Residents fled, Hart said, with occupancy dropping from 80 to 20 percent. Even as SantaFe poured millions into renovations, not enough residents returned to keep the community running.

Bayview Gardens showed no deficiencies during its last three inspections, Florida Agency for Health Care Administration records show.

Hart said the company would help seniors find new residences by giving out lists of other facilities. The 45-day window, he said, would be "emotionally challenging" for residents but allow for quicker moves to other facilities.

"The sooner we can get them from here to somewhere they're content and happy and well cared for," Hart said, "the better it will be for everyone."

Though some relatives of Bayview residents think SantaFe plans to sell the waterfront real estate to a developer, Hart said they have no one lined up to buy the site.
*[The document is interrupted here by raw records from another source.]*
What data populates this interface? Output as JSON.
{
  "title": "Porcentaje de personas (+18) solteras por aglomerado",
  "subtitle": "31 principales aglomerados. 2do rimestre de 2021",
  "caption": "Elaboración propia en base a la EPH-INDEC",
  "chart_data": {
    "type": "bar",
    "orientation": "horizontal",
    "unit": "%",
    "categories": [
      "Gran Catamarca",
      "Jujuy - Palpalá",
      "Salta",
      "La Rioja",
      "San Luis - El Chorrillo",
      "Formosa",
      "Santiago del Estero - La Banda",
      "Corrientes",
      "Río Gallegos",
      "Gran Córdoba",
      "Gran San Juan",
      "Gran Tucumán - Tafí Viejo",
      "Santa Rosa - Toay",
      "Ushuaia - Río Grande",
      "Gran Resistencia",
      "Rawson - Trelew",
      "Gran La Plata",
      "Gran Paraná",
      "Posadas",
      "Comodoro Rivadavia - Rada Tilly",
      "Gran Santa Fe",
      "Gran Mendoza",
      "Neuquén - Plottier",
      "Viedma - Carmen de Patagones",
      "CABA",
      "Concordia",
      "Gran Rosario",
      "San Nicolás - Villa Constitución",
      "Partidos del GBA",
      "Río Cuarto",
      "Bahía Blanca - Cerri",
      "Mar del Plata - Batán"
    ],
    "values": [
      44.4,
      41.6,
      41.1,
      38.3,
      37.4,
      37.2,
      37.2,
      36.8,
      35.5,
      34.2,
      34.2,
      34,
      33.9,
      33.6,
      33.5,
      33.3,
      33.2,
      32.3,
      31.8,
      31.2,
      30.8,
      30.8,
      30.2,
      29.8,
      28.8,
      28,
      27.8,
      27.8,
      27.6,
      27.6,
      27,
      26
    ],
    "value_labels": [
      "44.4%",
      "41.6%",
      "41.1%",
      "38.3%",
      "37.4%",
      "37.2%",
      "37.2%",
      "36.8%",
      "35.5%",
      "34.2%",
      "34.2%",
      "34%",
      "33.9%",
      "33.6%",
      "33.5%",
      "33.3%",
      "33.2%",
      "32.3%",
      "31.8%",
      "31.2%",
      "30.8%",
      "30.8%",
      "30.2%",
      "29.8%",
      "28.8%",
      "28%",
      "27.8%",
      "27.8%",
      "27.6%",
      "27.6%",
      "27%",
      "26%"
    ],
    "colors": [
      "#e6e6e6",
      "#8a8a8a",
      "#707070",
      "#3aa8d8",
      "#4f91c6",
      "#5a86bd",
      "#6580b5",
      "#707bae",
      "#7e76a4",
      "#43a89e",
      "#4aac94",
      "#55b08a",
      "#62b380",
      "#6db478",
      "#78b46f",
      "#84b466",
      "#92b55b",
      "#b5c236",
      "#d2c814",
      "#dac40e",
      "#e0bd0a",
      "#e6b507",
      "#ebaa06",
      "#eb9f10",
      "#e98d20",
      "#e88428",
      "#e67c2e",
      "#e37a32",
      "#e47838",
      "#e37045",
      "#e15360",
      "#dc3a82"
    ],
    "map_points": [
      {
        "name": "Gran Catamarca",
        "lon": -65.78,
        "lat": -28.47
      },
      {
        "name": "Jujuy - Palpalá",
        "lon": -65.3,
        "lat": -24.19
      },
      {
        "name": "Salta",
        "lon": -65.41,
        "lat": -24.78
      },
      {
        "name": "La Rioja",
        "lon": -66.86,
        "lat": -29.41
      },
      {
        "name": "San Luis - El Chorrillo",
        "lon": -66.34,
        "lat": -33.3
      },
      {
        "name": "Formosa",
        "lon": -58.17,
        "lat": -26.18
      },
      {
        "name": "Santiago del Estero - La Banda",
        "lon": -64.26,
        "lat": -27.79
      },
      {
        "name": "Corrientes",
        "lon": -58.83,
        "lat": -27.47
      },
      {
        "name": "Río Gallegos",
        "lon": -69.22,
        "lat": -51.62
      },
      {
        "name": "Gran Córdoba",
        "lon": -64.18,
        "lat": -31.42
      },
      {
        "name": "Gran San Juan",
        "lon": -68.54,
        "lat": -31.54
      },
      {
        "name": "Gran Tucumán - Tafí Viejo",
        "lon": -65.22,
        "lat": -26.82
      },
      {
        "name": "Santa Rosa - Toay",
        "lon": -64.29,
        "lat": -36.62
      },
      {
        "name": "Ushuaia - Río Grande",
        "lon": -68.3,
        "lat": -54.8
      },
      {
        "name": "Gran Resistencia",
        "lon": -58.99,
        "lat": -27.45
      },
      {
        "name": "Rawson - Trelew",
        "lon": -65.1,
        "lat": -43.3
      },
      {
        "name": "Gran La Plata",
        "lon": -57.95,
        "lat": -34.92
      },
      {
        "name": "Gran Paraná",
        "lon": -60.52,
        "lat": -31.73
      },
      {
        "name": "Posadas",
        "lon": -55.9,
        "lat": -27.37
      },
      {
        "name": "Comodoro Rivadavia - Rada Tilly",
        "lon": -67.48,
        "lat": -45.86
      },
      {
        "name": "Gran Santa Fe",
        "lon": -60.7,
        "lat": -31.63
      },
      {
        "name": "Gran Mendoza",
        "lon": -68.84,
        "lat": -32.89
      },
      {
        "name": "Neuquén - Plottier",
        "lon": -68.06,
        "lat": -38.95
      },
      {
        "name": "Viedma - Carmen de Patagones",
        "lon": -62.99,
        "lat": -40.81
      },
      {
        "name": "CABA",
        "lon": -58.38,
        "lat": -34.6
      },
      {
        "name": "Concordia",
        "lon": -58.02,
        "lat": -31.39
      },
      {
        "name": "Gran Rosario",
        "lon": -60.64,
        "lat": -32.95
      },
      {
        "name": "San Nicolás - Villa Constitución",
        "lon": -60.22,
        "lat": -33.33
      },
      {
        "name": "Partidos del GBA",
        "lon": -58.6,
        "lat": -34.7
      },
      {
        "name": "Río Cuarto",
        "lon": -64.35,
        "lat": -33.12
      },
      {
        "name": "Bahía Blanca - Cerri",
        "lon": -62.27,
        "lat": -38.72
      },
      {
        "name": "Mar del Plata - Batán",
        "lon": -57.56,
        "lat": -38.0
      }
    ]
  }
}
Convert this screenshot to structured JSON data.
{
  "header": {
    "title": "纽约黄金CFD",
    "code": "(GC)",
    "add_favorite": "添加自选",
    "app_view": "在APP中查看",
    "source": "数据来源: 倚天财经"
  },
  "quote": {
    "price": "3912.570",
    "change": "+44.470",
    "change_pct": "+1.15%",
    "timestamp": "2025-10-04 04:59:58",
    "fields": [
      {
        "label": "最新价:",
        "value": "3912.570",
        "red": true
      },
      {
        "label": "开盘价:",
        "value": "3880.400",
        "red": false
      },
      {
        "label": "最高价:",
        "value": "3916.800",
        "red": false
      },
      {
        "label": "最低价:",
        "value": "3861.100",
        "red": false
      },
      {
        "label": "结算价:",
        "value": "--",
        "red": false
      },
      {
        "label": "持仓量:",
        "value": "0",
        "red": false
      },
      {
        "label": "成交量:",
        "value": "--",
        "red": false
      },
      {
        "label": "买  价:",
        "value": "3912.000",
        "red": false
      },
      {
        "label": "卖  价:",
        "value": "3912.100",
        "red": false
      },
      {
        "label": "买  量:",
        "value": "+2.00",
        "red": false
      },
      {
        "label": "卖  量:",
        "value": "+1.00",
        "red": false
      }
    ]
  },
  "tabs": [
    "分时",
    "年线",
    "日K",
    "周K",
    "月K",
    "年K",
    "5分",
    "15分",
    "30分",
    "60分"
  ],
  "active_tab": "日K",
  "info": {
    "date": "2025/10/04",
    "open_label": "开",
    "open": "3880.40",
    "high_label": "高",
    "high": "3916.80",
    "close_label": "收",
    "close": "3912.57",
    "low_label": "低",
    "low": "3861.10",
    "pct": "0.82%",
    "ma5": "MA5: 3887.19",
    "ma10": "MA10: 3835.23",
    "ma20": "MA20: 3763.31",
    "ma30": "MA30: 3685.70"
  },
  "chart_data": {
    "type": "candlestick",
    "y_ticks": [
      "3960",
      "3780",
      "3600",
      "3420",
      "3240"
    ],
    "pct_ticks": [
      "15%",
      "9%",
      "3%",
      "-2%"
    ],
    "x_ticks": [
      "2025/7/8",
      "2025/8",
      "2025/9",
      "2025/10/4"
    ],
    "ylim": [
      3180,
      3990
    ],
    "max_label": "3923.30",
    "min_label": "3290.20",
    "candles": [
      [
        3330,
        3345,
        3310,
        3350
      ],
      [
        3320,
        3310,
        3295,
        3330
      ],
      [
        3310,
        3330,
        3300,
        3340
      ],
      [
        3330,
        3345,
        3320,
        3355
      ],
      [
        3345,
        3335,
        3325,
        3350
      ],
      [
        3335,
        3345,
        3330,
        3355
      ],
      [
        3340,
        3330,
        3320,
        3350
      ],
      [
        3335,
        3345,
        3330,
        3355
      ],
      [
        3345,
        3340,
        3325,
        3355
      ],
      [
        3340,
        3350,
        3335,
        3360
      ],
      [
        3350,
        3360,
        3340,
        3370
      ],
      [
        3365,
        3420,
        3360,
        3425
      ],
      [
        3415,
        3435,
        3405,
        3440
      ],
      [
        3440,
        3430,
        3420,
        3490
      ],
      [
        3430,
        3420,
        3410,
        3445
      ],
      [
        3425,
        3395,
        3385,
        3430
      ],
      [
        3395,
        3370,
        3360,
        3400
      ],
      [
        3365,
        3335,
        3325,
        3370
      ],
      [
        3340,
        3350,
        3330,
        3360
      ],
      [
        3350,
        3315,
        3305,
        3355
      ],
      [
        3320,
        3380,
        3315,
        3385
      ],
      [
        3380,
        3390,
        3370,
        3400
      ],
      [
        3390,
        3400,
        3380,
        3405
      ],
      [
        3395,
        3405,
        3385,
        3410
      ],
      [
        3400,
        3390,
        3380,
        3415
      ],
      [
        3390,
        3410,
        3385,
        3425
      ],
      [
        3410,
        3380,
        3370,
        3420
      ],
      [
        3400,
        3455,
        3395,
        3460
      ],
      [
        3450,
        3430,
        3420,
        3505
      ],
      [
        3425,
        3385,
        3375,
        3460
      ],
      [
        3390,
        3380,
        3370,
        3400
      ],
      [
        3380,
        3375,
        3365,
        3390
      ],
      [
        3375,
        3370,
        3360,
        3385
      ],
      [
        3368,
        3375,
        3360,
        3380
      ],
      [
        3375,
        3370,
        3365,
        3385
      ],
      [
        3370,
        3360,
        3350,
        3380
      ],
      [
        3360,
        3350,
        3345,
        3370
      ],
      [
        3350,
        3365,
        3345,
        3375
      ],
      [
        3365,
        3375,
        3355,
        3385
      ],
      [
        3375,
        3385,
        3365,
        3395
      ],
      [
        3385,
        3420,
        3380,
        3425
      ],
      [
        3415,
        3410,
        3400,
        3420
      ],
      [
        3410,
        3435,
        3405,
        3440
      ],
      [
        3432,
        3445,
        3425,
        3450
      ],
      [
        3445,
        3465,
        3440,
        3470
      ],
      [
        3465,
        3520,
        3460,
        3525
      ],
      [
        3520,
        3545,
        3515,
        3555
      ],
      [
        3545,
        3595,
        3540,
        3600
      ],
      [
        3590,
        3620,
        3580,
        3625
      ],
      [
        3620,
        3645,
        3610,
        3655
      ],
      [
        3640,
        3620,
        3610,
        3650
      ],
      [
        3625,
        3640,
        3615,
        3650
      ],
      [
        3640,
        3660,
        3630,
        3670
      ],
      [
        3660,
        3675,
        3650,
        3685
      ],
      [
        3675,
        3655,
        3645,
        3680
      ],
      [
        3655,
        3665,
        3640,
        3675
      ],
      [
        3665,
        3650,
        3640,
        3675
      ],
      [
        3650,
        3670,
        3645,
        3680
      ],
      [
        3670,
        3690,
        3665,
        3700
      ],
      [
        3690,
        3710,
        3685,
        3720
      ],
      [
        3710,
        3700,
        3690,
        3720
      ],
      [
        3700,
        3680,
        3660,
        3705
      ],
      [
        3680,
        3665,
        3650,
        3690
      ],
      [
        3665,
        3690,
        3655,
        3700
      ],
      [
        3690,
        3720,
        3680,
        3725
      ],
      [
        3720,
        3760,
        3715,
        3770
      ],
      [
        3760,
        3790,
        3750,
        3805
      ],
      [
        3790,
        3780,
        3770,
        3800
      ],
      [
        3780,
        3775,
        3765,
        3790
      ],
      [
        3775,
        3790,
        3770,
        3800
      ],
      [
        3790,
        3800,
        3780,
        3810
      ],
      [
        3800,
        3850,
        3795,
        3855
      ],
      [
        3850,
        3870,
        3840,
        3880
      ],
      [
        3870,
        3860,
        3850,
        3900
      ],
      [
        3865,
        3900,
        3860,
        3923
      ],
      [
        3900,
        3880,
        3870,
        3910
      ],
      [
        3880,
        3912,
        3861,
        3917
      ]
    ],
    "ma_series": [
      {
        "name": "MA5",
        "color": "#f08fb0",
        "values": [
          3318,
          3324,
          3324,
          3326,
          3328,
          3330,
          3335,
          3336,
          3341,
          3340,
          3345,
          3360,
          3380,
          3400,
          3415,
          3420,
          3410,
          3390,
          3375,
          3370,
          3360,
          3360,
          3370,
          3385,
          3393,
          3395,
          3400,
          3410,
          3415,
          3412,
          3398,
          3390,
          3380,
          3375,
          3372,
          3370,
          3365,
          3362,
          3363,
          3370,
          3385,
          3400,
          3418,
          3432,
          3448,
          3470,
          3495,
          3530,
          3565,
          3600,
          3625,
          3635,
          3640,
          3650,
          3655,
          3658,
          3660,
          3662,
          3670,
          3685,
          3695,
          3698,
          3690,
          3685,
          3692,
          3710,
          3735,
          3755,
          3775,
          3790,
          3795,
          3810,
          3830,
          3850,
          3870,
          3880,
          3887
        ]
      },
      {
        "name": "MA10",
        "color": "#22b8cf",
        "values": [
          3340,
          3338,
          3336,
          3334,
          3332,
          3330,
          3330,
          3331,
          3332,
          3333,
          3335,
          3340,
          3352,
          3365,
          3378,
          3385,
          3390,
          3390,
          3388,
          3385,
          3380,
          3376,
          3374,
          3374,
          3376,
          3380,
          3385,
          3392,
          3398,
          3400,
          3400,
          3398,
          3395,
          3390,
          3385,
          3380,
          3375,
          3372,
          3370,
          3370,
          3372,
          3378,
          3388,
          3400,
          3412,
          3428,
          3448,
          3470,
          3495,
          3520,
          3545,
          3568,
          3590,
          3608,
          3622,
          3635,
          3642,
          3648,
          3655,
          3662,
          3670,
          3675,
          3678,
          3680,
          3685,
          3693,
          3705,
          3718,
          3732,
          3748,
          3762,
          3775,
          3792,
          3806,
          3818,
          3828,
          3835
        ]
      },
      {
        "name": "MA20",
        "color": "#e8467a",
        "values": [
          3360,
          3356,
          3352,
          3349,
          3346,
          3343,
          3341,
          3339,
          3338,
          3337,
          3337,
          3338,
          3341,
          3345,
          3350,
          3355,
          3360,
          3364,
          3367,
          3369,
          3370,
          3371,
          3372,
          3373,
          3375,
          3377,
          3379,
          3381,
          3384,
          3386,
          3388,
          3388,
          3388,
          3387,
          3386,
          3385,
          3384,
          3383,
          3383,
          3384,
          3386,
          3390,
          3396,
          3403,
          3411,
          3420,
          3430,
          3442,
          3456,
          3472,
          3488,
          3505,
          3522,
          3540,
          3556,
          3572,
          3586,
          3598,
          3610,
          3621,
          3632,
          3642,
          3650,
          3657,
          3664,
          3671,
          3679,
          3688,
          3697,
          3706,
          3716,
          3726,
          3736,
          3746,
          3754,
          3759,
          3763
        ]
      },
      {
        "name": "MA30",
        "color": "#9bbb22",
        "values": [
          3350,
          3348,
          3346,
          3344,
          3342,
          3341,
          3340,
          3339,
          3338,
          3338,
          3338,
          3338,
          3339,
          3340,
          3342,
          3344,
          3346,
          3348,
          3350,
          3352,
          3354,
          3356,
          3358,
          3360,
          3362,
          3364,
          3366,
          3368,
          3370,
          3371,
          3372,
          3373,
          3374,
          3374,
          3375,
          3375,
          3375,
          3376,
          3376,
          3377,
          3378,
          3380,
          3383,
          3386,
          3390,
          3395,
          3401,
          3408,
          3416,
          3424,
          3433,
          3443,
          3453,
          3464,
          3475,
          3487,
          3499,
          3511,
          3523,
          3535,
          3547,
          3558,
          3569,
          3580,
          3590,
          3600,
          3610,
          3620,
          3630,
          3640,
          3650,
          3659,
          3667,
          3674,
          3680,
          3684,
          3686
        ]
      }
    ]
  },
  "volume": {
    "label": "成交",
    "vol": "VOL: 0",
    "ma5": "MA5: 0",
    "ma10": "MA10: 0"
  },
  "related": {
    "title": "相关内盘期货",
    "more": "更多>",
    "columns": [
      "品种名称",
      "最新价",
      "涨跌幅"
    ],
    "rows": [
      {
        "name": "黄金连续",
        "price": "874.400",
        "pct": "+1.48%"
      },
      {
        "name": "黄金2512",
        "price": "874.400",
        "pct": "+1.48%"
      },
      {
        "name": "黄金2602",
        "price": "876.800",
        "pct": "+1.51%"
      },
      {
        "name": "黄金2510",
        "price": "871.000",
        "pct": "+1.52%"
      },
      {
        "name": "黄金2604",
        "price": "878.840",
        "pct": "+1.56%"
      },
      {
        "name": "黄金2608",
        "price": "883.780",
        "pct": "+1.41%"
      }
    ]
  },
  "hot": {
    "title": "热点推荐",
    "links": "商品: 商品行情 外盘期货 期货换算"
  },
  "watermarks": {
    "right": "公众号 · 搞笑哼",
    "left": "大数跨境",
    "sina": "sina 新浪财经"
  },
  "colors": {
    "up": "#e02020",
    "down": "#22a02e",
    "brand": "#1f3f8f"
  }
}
He added he didn't know what the next phase would be: "Frankly, I don't know if it will be a senior living facility."

In the meantime, residents will be packing for another move. Denise Lang, whose mother, Marjorie DeJohn, 79, has lived there for two years, said finding a new home that quickly "seems unimaginable."

But one of her bigger worries is about her mother and her loss of social interaction. How will residents like her deal with losing their friends? "These people are so upset," Lang said. "The people they sit with (during meals) are like family."